Under the old law in effect before 2018, children could pay tax at their own income tax rate on unearned income they received up to a threshold amount. All unearned income that kids received above the threshold amount was taxed at their parent's highest income tax rate, if higher than the child's rate. That rate could be as high as 39.6%, compared to the 10% rate that most children would be paying. Figuring the kiddie tax could be complex. For example, if a parent had more than one child subject to the kiddie tax, the net unearned income of all the children had to be combined, and a single kiddie tax calculated. The TCJA eliminated these rules starting in 2018, but they are to return for 2026 and later.

The Kiddie Tax 2018 through 2025

For 2018 through 2025 children's unearned income is not taxed at their parents income tax rates.

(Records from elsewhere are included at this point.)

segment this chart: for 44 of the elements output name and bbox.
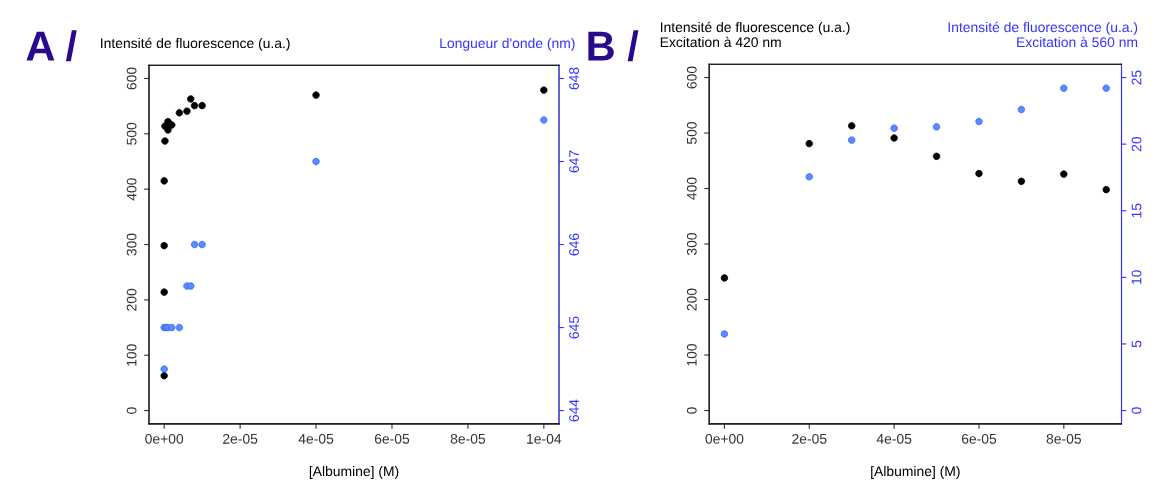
x-tick-label: 4e-05 <box>298 433 334 444</box>
x-axis-title: [Albumine] (M) <box>871 465 960 479</box>
y2-tick-label: 25 <box>1131 70 1142 85</box>
y-tick-label: 0 <box>126 407 137 414</box>
x-tick-label: 2e-05 <box>792 433 827 444</box>
y-tick-label: 400 <box>686 177 697 200</box>
y-axis-title: Intensité de fluorescence (u.a.) Excitation à 420 nm <box>660 21 850 48</box>
y-axis-title: Intensité de fluorescence (u.a.) <box>101 37 290 51</box>
y-tick-label: 0 <box>686 407 697 414</box>
x-tick-label: 8e-05 <box>1046 433 1081 444</box>
y-tick-label: 500 <box>686 121 697 145</box>
y2-tick-label: 15 <box>1131 203 1142 218</box>
y-tick-label: 600 <box>126 67 137 90</box>
y2-tick-label: 10 <box>1131 270 1142 284</box>
y2-tick-label: 646 <box>569 233 579 256</box>
y2-axis-title: Longueur d'onde (nm) <box>440 37 575 51</box>
y2-tick-label: 647 <box>569 150 579 173</box>
y2-tick-label: 644 <box>569 399 579 422</box>
y-tick-label: 300 <box>126 233 137 256</box>
x-tick-label: 0e+00 <box>705 433 744 444</box>
y-tick-label: 200 <box>686 288 697 311</box>
x-tick-label: 0e+00 <box>145 433 184 444</box>
y-tick-label: 300 <box>686 232 697 256</box>
x-axis-title: [Albumine] (M) <box>309 465 399 479</box>
y-tick-label: 200 <box>126 288 137 311</box>
x-tick-label: 4e-05 <box>876 433 912 444</box>
x-tick-label: 8e-05 <box>450 433 486 444</box>
y-tick-label: 100 <box>126 344 137 366</box>
x-tick-label: 6e-05 <box>374 433 410 444</box>
y2-tick-label: 20 <box>1131 136 1142 152</box>
x-tick-label: 6e-05 <box>961 433 997 444</box>
y-tick-label: 600 <box>686 66 697 89</box>
chart-title: A / <box>26 30 77 62</box>
y2-tick-label: 645 <box>569 316 579 339</box>
y-tick-label: 400 <box>126 178 137 201</box>
y2-tick-label: 648 <box>569 67 579 90</box>
y2-tick-label: 5 <box>1131 340 1142 348</box>
y-tick-label: 500 <box>126 122 137 145</box>
y2-tick-label: 0 <box>1131 407 1142 414</box>
x-tick-label: 1e-04 <box>527 433 562 444</box>
y2-axis-title: Intensité de fluorescence (u.a.) Excitation à 560 nm <box>948 21 1138 48</box>
chart-title: B / <box>588 30 639 62</box>
x-tick-label: 2e-05 <box>223 433 258 444</box>
y-tick-label: 100 <box>686 343 697 366</box>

Instead, all net unearned income over a threshold amount--$2,200 for 2019--is taxed using the brackets and rates for trusts and estates. The 2019 rates are shown in the following chart:

Kiddie Taxable Unearned Income

Tax Rate

up to $2,600

10%

$2,601 to $9,300

24%

$9,301 to $12,750

35%

all over $12,750

37%

This greatly simplified the kiddie tax by applying a single set of tax rates to all of a child’s unearned income. Moreover, a child's tax rate is no longer affected by his or her parents’ tax situation or the unearned income of any siblings.

However, these rates can be higher than the parents’ rates which would have applied under prior law. For example, the kiddie tax rate is 37% on income over $12,750. A married couple would have to have over $612,350 in income in 2019 to pay tax at this rate. Thus, it is not advantageous to arrange your affairs so your dependent children have substantial amounts of unearned income.

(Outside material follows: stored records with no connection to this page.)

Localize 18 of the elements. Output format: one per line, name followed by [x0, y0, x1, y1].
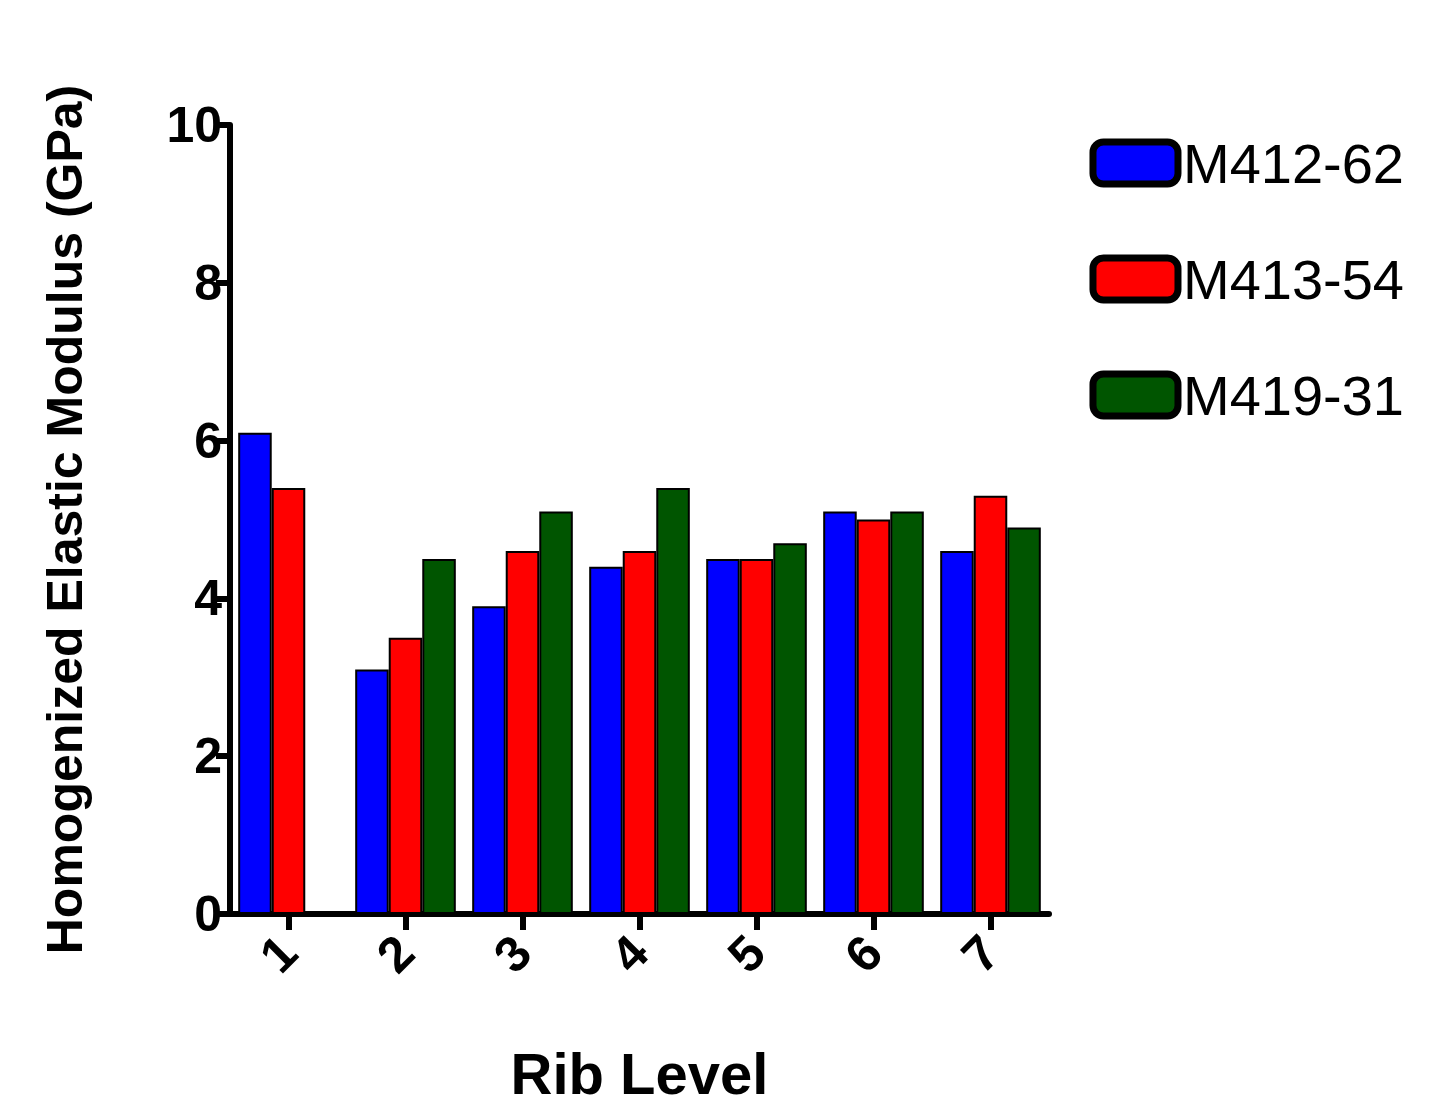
x-tick-label: 4	[600, 924, 660, 984]
y-tick-label: 10	[166, 97, 222, 153]
legend-label: M412-62	[1182, 131, 1405, 195]
x-tick-label: 3	[483, 924, 543, 984]
legend-label: M413-54	[1182, 247, 1405, 311]
x-tick-label: 1	[249, 924, 309, 984]
y-tick-label: 8	[194, 254, 222, 311]
x-tick-label: 7	[951, 924, 1011, 984]
y-axis-title: Homogenized Elastic Modulus (GPa)	[37, 84, 93, 955]
x-tick-label: 6	[834, 924, 894, 984]
x-tick-label: 2	[366, 924, 426, 984]
y-tick-label: 4	[194, 570, 223, 627]
y-tick-label: 0	[194, 886, 222, 942]
x-tick-label: 5	[717, 924, 777, 984]
x-axis-title: Rib Level	[510, 1040, 769, 1106]
y-tick-label: 6	[194, 412, 222, 469]
legend-label: M419-31	[1182, 363, 1405, 427]
y-tick-label: 2	[194, 728, 222, 785]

On the other hand, children with smaller unearned incomes can pay less under these tax rates. For example, a child can have up to $4,800 in unearned income and pay only a 10% tax on $2,600 of it, for a $260 total tax ($4,800 unearned income - $2,200 kiddie tax floor = $2,600 income subject to kiddie tax; 10% x $2,600 = $260). Most parents pay income tax at a higher rate than 10% (married taxpayers would have to have a taxable income of $19,400 or less to pay tax at this rate).

It's important to monitor how much unearned income a child has during the year to make sure he or she avoids the high 35% or 37% brackets.

If your child has unearned income subject to the kiddie tax, he or she should file his or her own tax return with IRS Form 8615, Tax for Certain Children Who Have Unearned Income.